運 動 会 と 言 葉
伊 庭 郁 夫

 安曇小学校では、子どもを主体にした運動会を目指し、本年度は次の10点を中心に取り組んだ。
 @テーマの設定と作成 (全校)
 A児童が考えた絵をプログラムに (6年生)
 B応援合戦の計画と実施 (児童会)
 C各色の横断幕作成 (6年生)
 D児童会種目(大玉送り)の計画と実施 (児童会)
 E開会式や入場での児童の出番 (放送、宣誓、団長の言葉など)
 F独居老人の招待(レタックス) (4年生)
 G入学前児種目での交流(入学前児と5年生)
 H敬老席の設置(ボランティア委員会)
 I主体的に取り組む係活動 (5、6年生)

 運動会に取り組む子どもの姿を見ていると、言葉の力の面でも向上や飛躍が見られる。
 @では、一人の団長A児が自信をなくしかけた。家の人の話では、「団長を代わってほしい」とこぼしたという。普段の授業でも、うまく話せず「あれっ」と立ち止まることがある。しかし、A児は、1学期に他の団長立候補者もいる中で選ばれたのである。
 A児が、体調をくずし休んだ。その時、副団長が応援合戦を指揮したが、急なことなので要領よく進まない。このとき、団長の責任の大きさを副団長は感じたようだ。予行会の時は、A児が団長をしている色が常時応援を休むことなく声をからしてがんばっていた。そのことを次の応援合戦の練習時に紹介した。自信を持たせるためである。運動会当日は、腕をけがした副団長と一緒に、力強い応援を繰り広げた。

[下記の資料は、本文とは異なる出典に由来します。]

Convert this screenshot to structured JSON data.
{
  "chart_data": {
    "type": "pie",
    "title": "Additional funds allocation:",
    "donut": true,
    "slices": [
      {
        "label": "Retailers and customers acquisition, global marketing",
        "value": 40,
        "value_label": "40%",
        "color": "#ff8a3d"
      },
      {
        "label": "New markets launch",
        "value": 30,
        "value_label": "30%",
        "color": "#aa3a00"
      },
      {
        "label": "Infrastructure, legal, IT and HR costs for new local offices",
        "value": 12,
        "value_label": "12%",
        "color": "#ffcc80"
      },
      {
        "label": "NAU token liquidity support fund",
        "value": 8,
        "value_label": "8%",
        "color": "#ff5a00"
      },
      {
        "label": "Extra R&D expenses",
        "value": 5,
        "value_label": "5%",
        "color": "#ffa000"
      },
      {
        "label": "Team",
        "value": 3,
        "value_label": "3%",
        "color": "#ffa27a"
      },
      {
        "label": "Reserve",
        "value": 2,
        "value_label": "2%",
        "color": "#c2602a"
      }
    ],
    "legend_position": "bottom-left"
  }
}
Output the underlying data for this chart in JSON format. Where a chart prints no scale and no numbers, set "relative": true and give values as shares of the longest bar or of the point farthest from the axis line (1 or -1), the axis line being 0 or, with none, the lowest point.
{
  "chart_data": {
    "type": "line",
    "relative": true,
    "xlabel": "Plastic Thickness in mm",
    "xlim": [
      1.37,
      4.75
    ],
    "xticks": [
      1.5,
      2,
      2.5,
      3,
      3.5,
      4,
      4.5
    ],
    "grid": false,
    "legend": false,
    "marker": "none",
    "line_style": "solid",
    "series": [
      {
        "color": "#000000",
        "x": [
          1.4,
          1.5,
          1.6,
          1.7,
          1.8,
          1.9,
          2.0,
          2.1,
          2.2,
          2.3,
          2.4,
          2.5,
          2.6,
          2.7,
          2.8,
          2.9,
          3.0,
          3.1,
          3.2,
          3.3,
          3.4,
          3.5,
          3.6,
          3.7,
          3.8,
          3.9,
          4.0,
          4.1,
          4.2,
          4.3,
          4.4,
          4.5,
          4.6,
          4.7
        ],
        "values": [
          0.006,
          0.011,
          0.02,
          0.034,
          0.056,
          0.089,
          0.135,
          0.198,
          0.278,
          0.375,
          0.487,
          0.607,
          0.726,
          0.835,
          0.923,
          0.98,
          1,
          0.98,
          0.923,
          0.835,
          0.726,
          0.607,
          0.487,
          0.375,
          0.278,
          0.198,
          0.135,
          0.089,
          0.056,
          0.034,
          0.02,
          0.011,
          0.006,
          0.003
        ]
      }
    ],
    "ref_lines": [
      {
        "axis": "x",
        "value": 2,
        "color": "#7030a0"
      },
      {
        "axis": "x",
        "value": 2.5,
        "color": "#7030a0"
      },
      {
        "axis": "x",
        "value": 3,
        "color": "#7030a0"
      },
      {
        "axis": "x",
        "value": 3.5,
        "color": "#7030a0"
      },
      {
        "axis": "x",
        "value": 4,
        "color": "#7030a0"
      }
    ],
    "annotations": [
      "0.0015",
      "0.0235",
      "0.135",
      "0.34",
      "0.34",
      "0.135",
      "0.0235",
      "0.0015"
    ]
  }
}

 Eでは、体育委員長が選手宣誓を行うことになっている。ところが、夏休みに体育委員長が転出することになった。新しく委員長になったのはB児。宣誓の言葉は、委員長と私で話しあった。B児が予行会で、選手宣誓の練習をしたが、マイクがあってもうまく聞き取れないほどであった。放課後、一対一で運動場に出て練習する。「言葉が言いにくい」というので、簡潔にした。みんなに聞こえる声を出す練習を次にする。徐々に委員長と私の距離を離していく。腹から声が出せるようになってきた。次の全校練習の時、マイクを近づけると「マイクはいらない」と言う。よく声の通る選手宣誓になった。

 また、開会式、閉会式の進行も放送係の子どもが行う。柔らかい感じがすると好評である。
 子どもに任せる所と、教師が指導する所の見極めが大切である。身体表現としての体育・運動会が核であるが、言葉の表現も意識した運動会であった。